Although the atmosphere may seem uniform when we look up at the sky, it changes dramatically from the lowest level near the ground to the highest region near outer space.

The troposphere is the atmosphere's lowest layer. It contains about 4/5 of the atmosphere's total mass. It varies in size, reaching all the way to about 11 miles (18 kilometers) above ground level at the equator. At the poles, the troposphere extends to only about 5 miles (8 kilometers).

Most of the water vapor in the Earth's atmosphere is in the troposphere, and the troposphere is where weather happens.

In the troposphere, as altitude increases, the density of the air decreases and temperature decreases.  At high altitudes, people can become deprived of oxygen because the lower air pressure makes it harder for oxygen to get pass through the lung membranes.  Some people whose ancestors have lived in very high mountains, such as the Himalayas and the Andes, for a long time have developed physical adaptations to their  respiratory and circulatory systems to account for the lower oxygen pressure.

The upper boundary of the troposphere is known as the tropopause. The temperature here is about -71 degrees Fahrenheit (-57 degrees Celsius).

Above it is the stratosphere, which reaches up to about 31 miles (50 kilometers) above the surface of the Earth.  The troposphere contains the ozone layer. The ozone layer absorbs ultraviolet radiation and produces heat.  Because of this, in the troposphere, temperature increases as altitude increases. At the stratopause, the upper boundary of the stratosphere, the temperature is around 14 degrees Fahrenheit (-10 degrees Celsius).

The jet streams, strong winds that rotate around the Earth, are located in the upper part of the troposphere and the lower section of the stratosphere. The jet streams move from west to east and are much more regular than winds closer to the Earth's surface.  When planning flights by air, the movement of jet streams is always taken into account, as flight times can be greatly decreased or increased, depending on whether the aircraft flies with or against a jet stream.
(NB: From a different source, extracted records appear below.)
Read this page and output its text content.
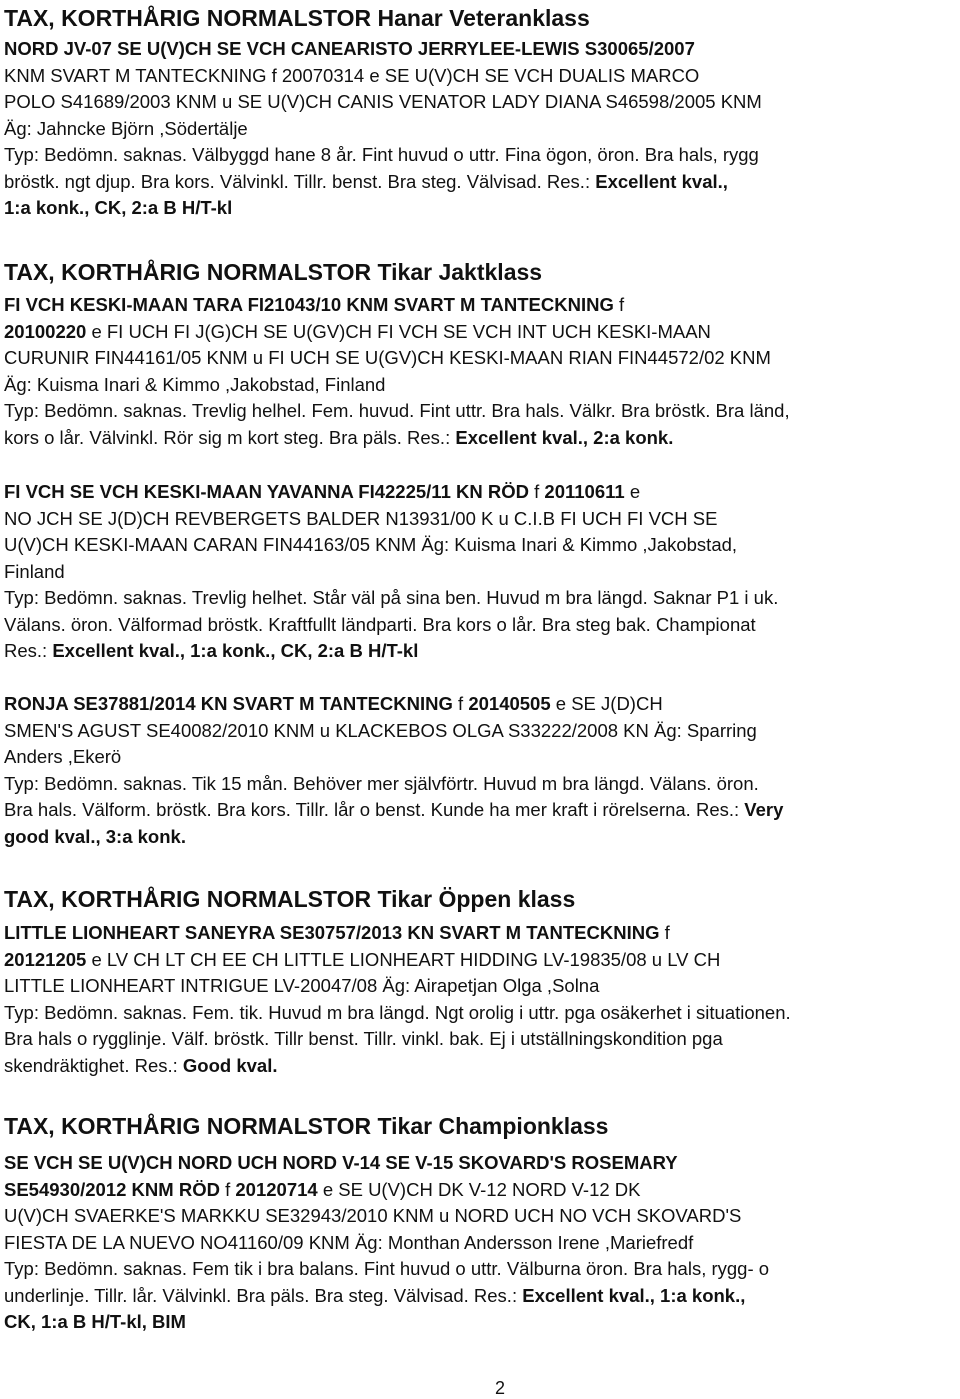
TAX, KORTHÅRIG NORMALSTOR Hanar Veteranklass
NORD JV-07 SE U(V)CH SE VCH CANEARISTO JERRYLEE-LEWIS S30065/2007
KNM SVART M TANTECKNING f 20070314 e SE U(V)CH SE VCH DUALIS MARCO
POLO S41689/2003 KNM u SE U(V)CH CANIS VENATOR LADY DIANA S46598/2005 KNM
Äg: Jahncke Björn ,Södertälje
Typ: Bedömn. saknas. Välbyggd hane 8 år. Fint huvud o uttr. Fina ögon, öron. Bra hals, rygg
bröstk. ngt djup. Bra kors. Välvinkl. Tillr. benst. Bra steg. Välvisad. Res.: Excellent kval.,
1:a konk., CK, 2:a B H/T-kl
TAX, KORTHÅRIG NORMALSTOR Tikar Jaktklass
FI VCH KESKI-MAAN TARA FI21043/10 KNM SVART M TANTECKNING f
20100220 e FI UCH FI J(G)CH SE U(GV)CH FI VCH SE VCH INT UCH KESKI-MAAN
CURUNIR FIN44161/05 KNM u FI UCH SE U(GV)CH KESKI-MAAN RIAN FIN44572/02 KNM
Äg: Kuisma Inari & Kimmo ,Jakobstad, Finland
Typ: Bedömn. saknas. Trevlig helhel. Fem. huvud. Fint uttr. Bra hals. Välkr. Bra bröstk. Bra länd,
kors o lår. Välvinkl. Rör sig m kort steg. Bra päls. Res.: Excellent kval., 2:a konk.
FI VCH SE VCH KESKI-MAAN YAVANNA FI42225/11 KN RÖD f 20110611 e
NO JCH SE J(D)CH REVBERGETS BALDER N13931/00 K u C.I.B FI UCH FI VCH SE
U(V)CH KESKI-MAAN CARAN FIN44163/05 KNM Äg: Kuisma Inari & Kimmo ,Jakobstad,
Finland
Typ: Bedömn. saknas. Trevlig helhet. Står väl på sina ben. Huvud m bra längd. Saknar P1 i uk.
Välans. öron. Välformad bröstk. Kraftfullt ländparti. Bra kors o lår. Bra steg bak. Championat
Res.: Excellent kval., 1:a konk., CK, 2:a B H/T-kl
RONJA SE37881/2014 KN SVART M TANTECKNING f 20140505 e SE J(D)CH
SMEN'S AGUST SE40082/2010 KNM u KLACKEBOS OLGA S33222/2008 KN Äg: Sparring
Anders ,Ekerö
Typ: Bedömn. saknas. Tik 15 mån. Behöver mer självförtr. Huvud m bra längd. Välans. öron.
Bra hals. Välform. bröstk. Bra kors. Tillr. lår o benst. Kunde ha mer kraft i rörelserna. Res.: Very
good kval., 3:a konk.
TAX, KORTHÅRIG NORMALSTOR Tikar Öppen klass
LITTLE LIONHEART SANEYRA SE30757/2013 KN SVART M TANTECKNING f
20121205 e LV CH LT CH EE CH LITTLE LIONHEART HIDDING LV-19835/08 u LV CH
LITTLE LIONHEART INTRIGUE LV-20047/08 Äg: Airapetjan Olga ,Solna
Typ: Bedömn. saknas. Fem. tik. Huvud m bra längd. Ngt orolig i uttr. pga osäkerhet i situationen.
Bra hals o rygglinje. Välf. bröstk. Tillr benst. Tillr. vinkl. bak. Ej i utställningskondition pga
skendräktighet. Res.: Good kval.
TAX, KORTHÅRIG NORMALSTOR Tikar Championklass
SE VCH SE U(V)CH NORD UCH NORD V-14 SE V-15 SKOVARD'S ROSEMARY
SE54930/2012 KNM RÖD f 20120714 e SE U(V)CH DK V-12 NORD V-12 DK
U(V)CH SVAERKE'S MARKKU SE32943/2010 KNM u NORD UCH NO VCH SKOVARD'S
FIESTA DE LA NUEVO NO41160/09 KNM Äg: Monthan Andersson Irene ,Mariefredf
Typ: Bedömn. saknas. Fem tik i bra balans. Fint huvud o uttr. Välburna öron. Bra hals, rygg- o
underlinje. Tillr. lår. Välvinkl. Bra päls. Bra steg. Välvisad. Res.: Excellent kval., 1:a konk.,
CK, 1:a B H/T-kl, BIM
2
Jet streams have a strong influence on weather near the ground in temperate zones.

Aurora australis

Above the stratosphere is the ionosphere, which extends from about 30 to 300 miles (50 to 500 kilometers) above the Earth's surface.  The ionosphere is constantly blasted with ultraviolet radiation, solar X-rays and cosmic rays. All of this radiation changes the molecules of gas in the ionosphere into electrically charged particles. These particles are known as ions. When streams of charged particles from the sun ionize gases in the ionosphere, striking, colorful displays known as The Aurora Borealis and the Aurora Australis are created.  Also known as the Northern and Southern lights, the Auroras are usually seen only near the poles.

The lower region of the ionosphere, which extends to about 56 miles (90 kilometers) above the Earth's surface, is known as the mesosphere. The upper part of the ionosphere is the thermosphere.

In the mesosphere, gases become thinner and temperatures decrease with altitude.

Gases are even thinner in the thermosphere, and get less dense as height increases. However, temperature increases with height because a layer of molecules in the thermosphere absorbs solar ultraviolet and X-rays, generating heat. Temperatures at the top of the thermosphere can reach 3,600 degrees Fahrenheit (2,000 degrees Celsius).

Above the ionosphere is the exosphere. It reaches up to 6,2000 miles (10,000 kilometers) above the Earth.   This is the highest part of the Earth's atmosphere, and the boundary between Earth and outer space.  The exosphere is very thin and contains atoms of hydrogen, helium and oxygen.